Das Liebesmahl der Apostel, Biblical Scene, Op. 69 (1843)
Das Liebesmahl der Apostel, Biblical Scene, Op. 69 (1843)
By Christopher Gibbs, Professor of Music, Bard College
Written for the concert Spiritual Romanticism, performed on June 6, 2004 at Avery Fisher Hall at Lincoln Center.
The triumphant Dresden premiere of Wagner’s Rienzi in October 1842 brought the 29-year-old composer wide public attention. In the same city just ten weeks later he conducted the premiere of his next opera, The Flying Dutchman, and in February was appointed Kapellmeister for the Saxon Royal Court. Among the many duties Wagner assumed was leading an amateur male choral society, the Dresden Liedertafel, a group that he complained was more interested in socializing than in music-making. Wagner was asked to write a half-hour work for a summer choral festival. He had recently completed the libretto of his next opera (then called Venusberg, later Tannhäuser), when he sketched the words for Liebesmahl der Apostel on April 21, 1843. In his memoirs, Wagner recalled, “I decided that the monotony of such choral singing, which the orchestra would only enliven to a slight extent, could be made bearable solely through the introduction of some dramatic elements.” He devised a “Biblical Scene,” depicting the first feast of the Pentecost, when the Holy Ghost appeared to the Apostles.

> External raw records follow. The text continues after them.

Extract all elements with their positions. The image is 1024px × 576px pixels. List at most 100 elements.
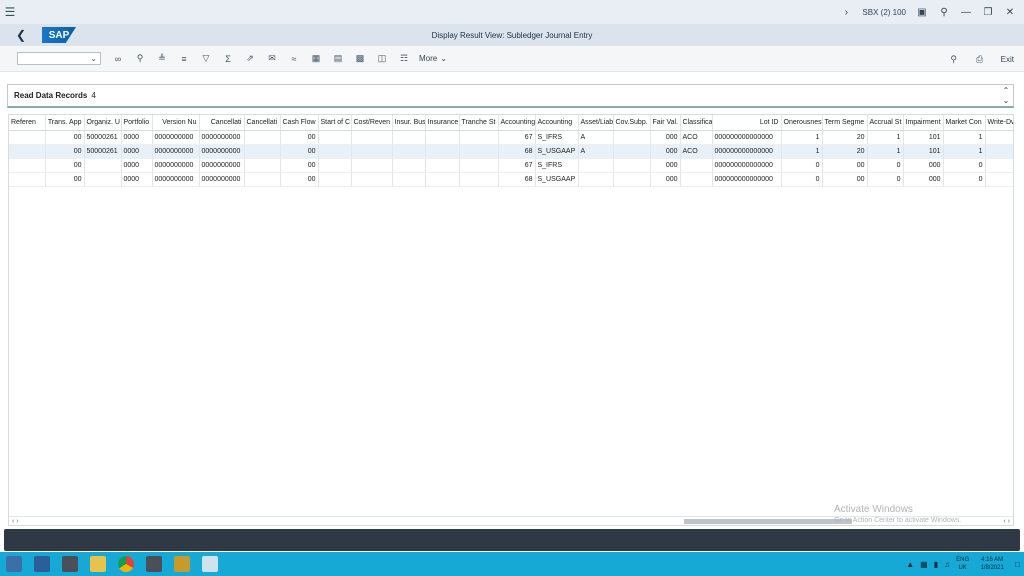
- table-cell[interactable]: 0: [943, 158, 986, 173]
- table-cell[interactable]: 0: [867, 158, 904, 173]
- table-cell[interactable]: [578, 158, 614, 173]
- table-cell[interactable]: [425, 158, 460, 173]
- table-cell[interactable]: [613, 144, 651, 159]
- table-cell[interactable]: S_USGAAP: [535, 172, 579, 187]
- table-cell[interactable]: 000000000000000: [712, 144, 782, 159]
- table-cell[interactable]: 0: [943, 172, 986, 187]
- table-row[interactable]: 00 50000261 0000 0000000000 0000000000 00 68 S_…: [9, 144, 1013, 159]
- table-cell[interactable]: [459, 144, 499, 159]
- column-header[interactable]: Fair Val.: [650, 115, 681, 131]
- manage-layout-icon[interactable]: ☶: [393, 51, 415, 67]
- table-cell[interactable]: [318, 158, 352, 173]
- table-cell[interactable]: [318, 172, 352, 187]
- records-scroller[interactable]: ⌃ ⌄: [1001, 86, 1011, 106]
- scroll-left-icon[interactable]: ‹ ›: [12, 518, 19, 525]
- table-row[interactable]: 00 0000 0000000000 0000000000 00 68 S_USGAAP 00…: [9, 172, 1013, 187]
- column-header[interactable]: Insur. Bus: [392, 115, 426, 131]
- column-header[interactable]: Impairment: [903, 115, 944, 131]
- column-header[interactable]: Referen: [9, 115, 46, 131]
- table-cell[interactable]: [351, 158, 393, 173]
- table-cell[interactable]: [425, 130, 460, 145]
- save-layout-icon[interactable]: ◫: [371, 51, 393, 67]
- chart-icon[interactable]: ≈: [283, 51, 305, 67]
- chevron-up-icon[interactable]: ⌃: [1003, 86, 1010, 95]
- layout-select[interactable]: ⌄: [17, 52, 101, 65]
- language-indicator[interactable]: ENG UK: [956, 556, 969, 572]
- table-cell[interactable]: 00: [280, 130, 319, 145]
- table-cell[interactable]: [244, 172, 281, 187]
- taskbar-app-icon[interactable]: [28, 552, 56, 576]
- column-header[interactable]: Trans. App: [45, 115, 85, 131]
- table-cell[interactable]: S_USGAAP: [535, 144, 579, 159]
- column-header[interactable]: Write-Dw: [985, 115, 1013, 131]
- table-cell[interactable]: [318, 130, 352, 145]
- sum-icon[interactable]: Σ: [217, 51, 239, 67]
- table-cell[interactable]: S_IFRS: [535, 130, 579, 145]
- table-cell[interactable]: [985, 158, 1013, 173]
- table-cell[interactable]: 000000000000000: [712, 172, 782, 187]
- table-cell[interactable]: 1: [943, 130, 986, 145]
- table-cell[interactable]: [985, 130, 1013, 145]
- column-header[interactable]: Asset/Liab: [578, 115, 614, 131]
- table-cell[interactable]: 0000: [121, 172, 153, 187]
- table-cell[interactable]: [9, 172, 46, 187]
- column-header[interactable]: Classifica: [680, 115, 713, 131]
- spreadsheet-icon[interactable]: ▦: [305, 51, 327, 67]
- restore-icon[interactable]: ❐: [982, 7, 994, 18]
- table-cell[interactable]: [613, 130, 651, 145]
- table-cell[interactable]: 00: [280, 144, 319, 159]
- table-cell[interactable]: A: [578, 130, 614, 145]
- table-cell[interactable]: 00: [45, 144, 85, 159]
- table-cell[interactable]: [351, 172, 393, 187]
- table-cell[interactable]: 000: [650, 158, 681, 173]
- table-cell[interactable]: 00: [45, 172, 85, 187]
- exit-button[interactable]: Exit: [1001, 55, 1014, 64]
- table-cell[interactable]: [425, 172, 460, 187]
- table-cell[interactable]: 0000: [121, 130, 153, 145]
- scroll-right-icon[interactable]: ‹ ›: [1003, 518, 1010, 525]
- table-cell[interactable]: [392, 130, 426, 145]
- chevron-right-icon[interactable]: ›: [840, 7, 852, 18]
- column-header[interactable]: Version Nu: [152, 115, 200, 131]
- table-cell[interactable]: [392, 172, 426, 187]
- table-cell[interactable]: 50000261: [84, 130, 122, 145]
- table-cell[interactable]: 50000261: [84, 144, 122, 159]
- mail-icon[interactable]: ✉: [261, 51, 283, 67]
- table-cell[interactable]: 20: [822, 144, 868, 159]
- network-icon[interactable]: ▦: [920, 560, 928, 569]
- table-cell[interactable]: [985, 172, 1013, 187]
- table-cell[interactable]: 0: [867, 172, 904, 187]
- column-header[interactable]: Portfolio: [121, 115, 153, 131]
- table-cell[interactable]: 1: [867, 130, 904, 145]
- table-cell[interactable]: 000: [650, 144, 681, 159]
- window-icon[interactable]: ▣: [916, 7, 928, 18]
- table-cell[interactable]: [680, 172, 713, 187]
- table-cell[interactable]: [459, 130, 499, 145]
- table-cell[interactable]: A: [578, 144, 614, 159]
- table-cell[interactable]: 00: [280, 172, 319, 187]
- column-header[interactable]: Cost/Reven: [351, 115, 393, 131]
- table-cell[interactable]: 0000000000: [199, 144, 245, 159]
- table-cell[interactable]: 000: [903, 172, 944, 187]
- table-cell[interactable]: 0: [781, 172, 823, 187]
- column-header[interactable]: Lot ID: [712, 115, 782, 131]
- battery-icon[interactable]: ▮: [934, 560, 938, 569]
- search-icon[interactable]: ⚲: [943, 51, 965, 67]
- table-cell[interactable]: 101: [903, 130, 944, 145]
- table-cell[interactable]: 0000000000: [199, 158, 245, 173]
- table-cell[interactable]: 1: [781, 144, 823, 159]
- table-cell[interactable]: [392, 158, 426, 173]
- details-icon[interactable]: ∞: [107, 51, 129, 67]
- filter-icon[interactable]: ▽: [195, 51, 217, 67]
- table-cell[interactable]: [613, 158, 651, 173]
- print-icon[interactable]: ⎙: [969, 51, 991, 67]
- table-cell[interactable]: S_IFRS: [535, 158, 579, 173]
- column-header[interactable]: Accounting: [498, 115, 536, 131]
- chevron-up-icon[interactable]: ▲: [906, 560, 914, 569]
- taskbar-app-icon[interactable]: [140, 552, 168, 576]
- table-cell[interactable]: 0000: [121, 158, 153, 173]
- table-cell[interactable]: 0: [781, 158, 823, 173]
- table-cell[interactable]: [351, 130, 393, 145]
- table-cell[interactable]: 0000000000: [152, 144, 200, 159]
- close-icon[interactable]: ✕: [1004, 7, 1016, 18]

Wagner conducted the premiere in Dresden’s Frauenkirche on July 6, 1843 at the opening of a two-day festival that brought together male singing societies from all over Saxony. He recounted years later his disappointment with the “comparatively feeble effect” produced by the large orchestra and chorus of “so-called singers.” He had been more enthusiastic, however, in a letter written just after the event: “Picture to yourself a choir of 1200 men’s voices, all perfectly rehearsed, on a platform occupying almost the entire nave of the church and behind them an orchestra of 100 musicians, and you can imagine the impression it had! There has never been anything like it in any other church.”
Wagner’s dramatic sensibilities are clear from the presentation and structure of the piece, which foreshadows ideas he would develop in later operas. For the premiere, the orchestra was concealed behind the immense chorus, which was divided into three groups of tenors and basses in two parts to depict the Disciples. In addition, 12 basses represented the Apostles and another 40 singers were placed above in the cupola. Wagner deployed antiphonal effects between the Disciples and Apostles during the first two-thirds of the piece, which is sung entirely a capella (voices alone). A particularly effective moment comes when the “Voices from Above” intone the words: “Be consoled! I am near you.” Wagner wrote to his half-sister that this “passage depicting the descent of the Holy Ghost held everyone spellbound.”
At this point, some fifteen minutes into the composition, the pace speeds up and the orchestra enters for the first time, starting with a rumble in the drums and string tremolos. The Disciples exclaim: “What roaring fills the air! What sounds! What ringing!” The initial effect is of a giant crescendo that leads to moments reminiscent of Berlioz (whose music Wagner much admired) and anticipatory of his own impending Tannhäuser. Wagner would later return to other ideas first explored in this work, such as the hidden orchestra for the theater he designed in Bayreuth. And some 35 years later, in his last opera, Parsifal, he employed not only voices from on high, but also reused some melodic passages from this obscure early composition.